Claudine Maidique Gallery is pleased to present Homewrecker, a temporary group exhibition examining the emotional complexities of the construction, devastation, and resolution of marriage and family life in contemporary society. The show transcends the common connotation of “homewrecker,” and explores the multiple ways that the “home” can be “wrecked”—whether by betrayal, loss, neglect, disease or addiction, or psychological crisis. Each of the works by the five talented artists in this exhibition offer a glimpse of normative models of American home life and simultaneously reveal a distortion of these social mores. The exhibition seeks to provide more questions than answers: what constitutes a home? What does it mean to have it destroyed? Can a wrecked home be rebuilt or regenerated, its destruction transformed into creation?

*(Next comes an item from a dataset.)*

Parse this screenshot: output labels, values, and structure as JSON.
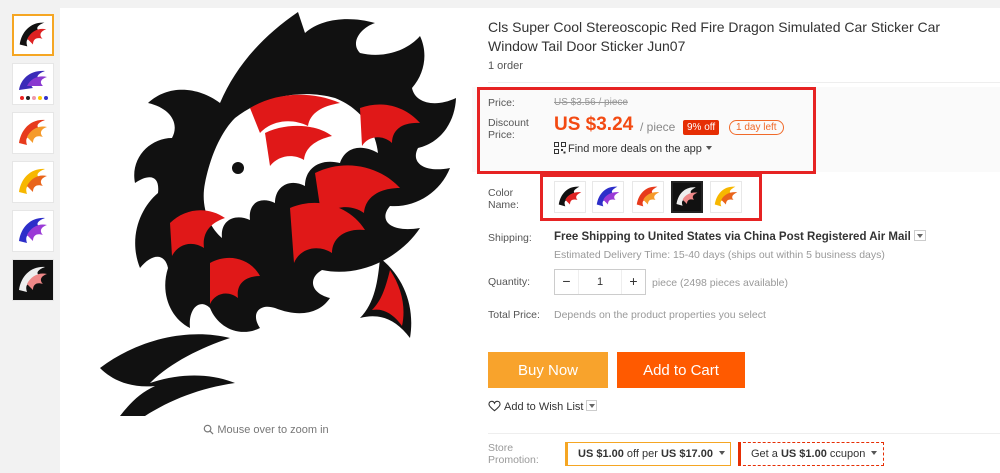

Often the dysfunction or destruction of the home comes from within, yet on the surface the illusion of a traditional home remains—like ornate wallpaper covering a rotten wall. Like a manic Penelope obsessively raveling and unraveling her yarn, Melissa Maddonni-Haims exploits a traditionally “feminine” handiwork, crocheting examples of what loss feels like and pairing the kitschy needlework with stark and socially unacceptable thoughts, such as “You Repulse Me” and “I Can’t Go On Like This.” The vibrant, cheery palette masks the depth of the discontent and desperation. Nina Bentley subverts traditional social mores with her mixed media pieces that play with the viewer’s conception of accepted moral attitudes. Her wordplay and tongue-in-cheek perversion of familiar objects, such as a bride-groom cake topper, belies the pain that lurks under the surface. Corbett Fogue’s series of photographs entitled “Homewrecker” are inspired by Iowa’s ruling in favor of same-sex marriage and offer an ironic poke at the more conservative view of the “destruction” of the family unit. These portraits—depicting an androgynous subject wearing a dated, upholstered dress that exactly matches the background—create a push-pull between the viewer and the subject, who is camouflaged and somehow imprisoned by the traditional roles that it seeks to emulate.

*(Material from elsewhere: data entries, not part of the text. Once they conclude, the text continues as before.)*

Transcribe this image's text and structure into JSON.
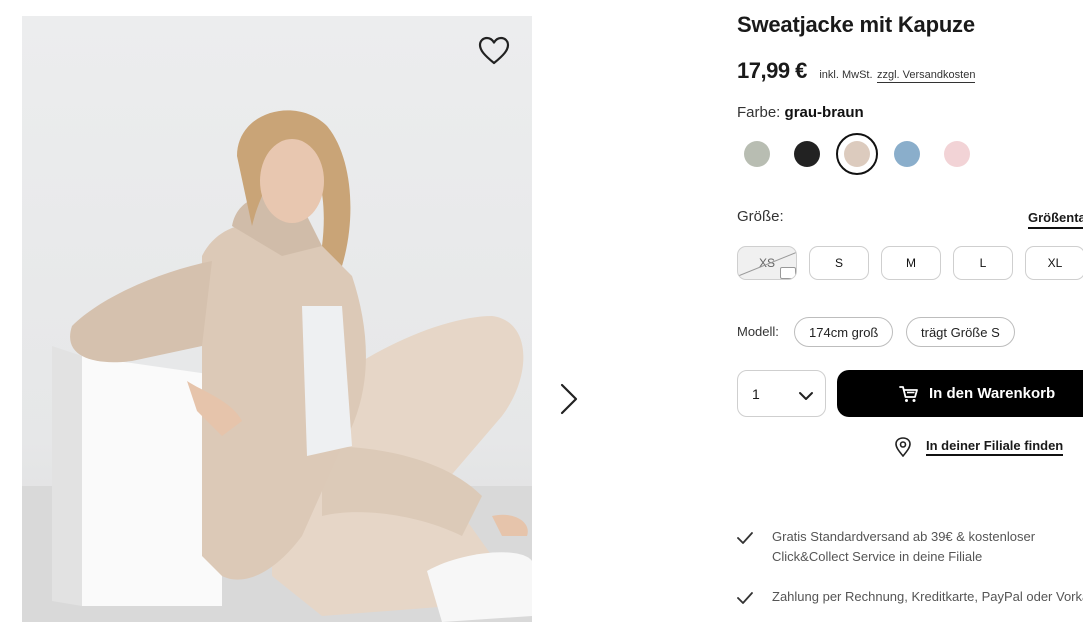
{
  "product": {
    "title": "Sweatjacke mit Kapuze",
    "price": "17,99 €",
    "tax_note": "inkl. MwSt.",
    "shipping_link": "zzgl. Versandkosten",
    "color_prefix": "Farbe:",
    "color_name": "grau-braun",
    "swatches": [
      {
        "name": "grün-grau",
        "color": "#b8bdb2"
      },
      {
        "name": "schwarz",
        "color": "#222222"
      },
      {
        "name": "grau-braun",
        "color": "#dccbbe",
        "selected": true
      },
      {
        "name": "blau",
        "color": "#8aaecb"
      },
      {
        "name": "rosa",
        "color": "#f2d3d6"
      }
    ],
    "size_label": "Größe:",
    "size_guide": "Größentabelle",
    "sizes": [
      {
        "label": "XS",
        "available": false
      },
      {
        "label": "S",
        "available": true
      },
      {
        "label": "M",
        "available": true
      },
      {
        "label": "L",
        "available": true
      },
      {
        "label": "XL",
        "available": true
      }
    ],
    "model_label": "Modell:",
    "model_height": "174cm groß",
    "model_size": "trägt Größe S",
    "quantity": "1",
    "add_to_cart": "In den Warenkorb",
    "store_finder": "In deiner Filiale finden",
    "usps": [
      {
        "line1": "Gratis Standardversand ab 39€ & kostenloser",
        "line2": "Click&Collect Service in deine Filiale"
      },
      {
        "line1": "Zahlung per Rechnung, Kreditkarte, PayPal oder Vorkasse",
        "line2": ""
      }
    ]
  },
  "icons": {
    "wishlist": "heart-icon",
    "next": "chevron-right-icon",
    "cart": "cart-icon",
    "location": "location-pin-icon",
    "check": "check-icon"
  },
  "colors": {
    "accent": "#000000",
    "jacket": "#d9c7b6"
  }
}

The work in Homewrecker engages the viewer to consider the tension between multiple dichotomies: public and private, sacred and profane, moral and corrupt, victim and perpetrator, fantasy and reality. Just so, Joel Werring’s oil paintings blend tragedy and humor, blurring boundaries between childhood loss and the resolution of adulthood, and suggesting narratives—the artist’s father in a Groucho Marx mask standing in front of a burning home, a woman preparing to leave her husband—that both extol and subvert the sanctity of family, legacy, and memory. Pam Zaremba’s photography and installations—which incorporate hoarded collections of objects found in her father’s basement after his recent death—offer a window into the private life of her own family and that of her neighbors. Zaremba enters suburban homes that have been abandoned and contracted for demolition, and photographs what is left behind. The detritus of these once seemingly happy abodes reveals a story of home life that is charged with sadness, disillusionment, and impermanence. Yet it is the destruction of these soon-to-be wrecked and resurrected homes that offers the hope, if not the guarantee, of a more promising future.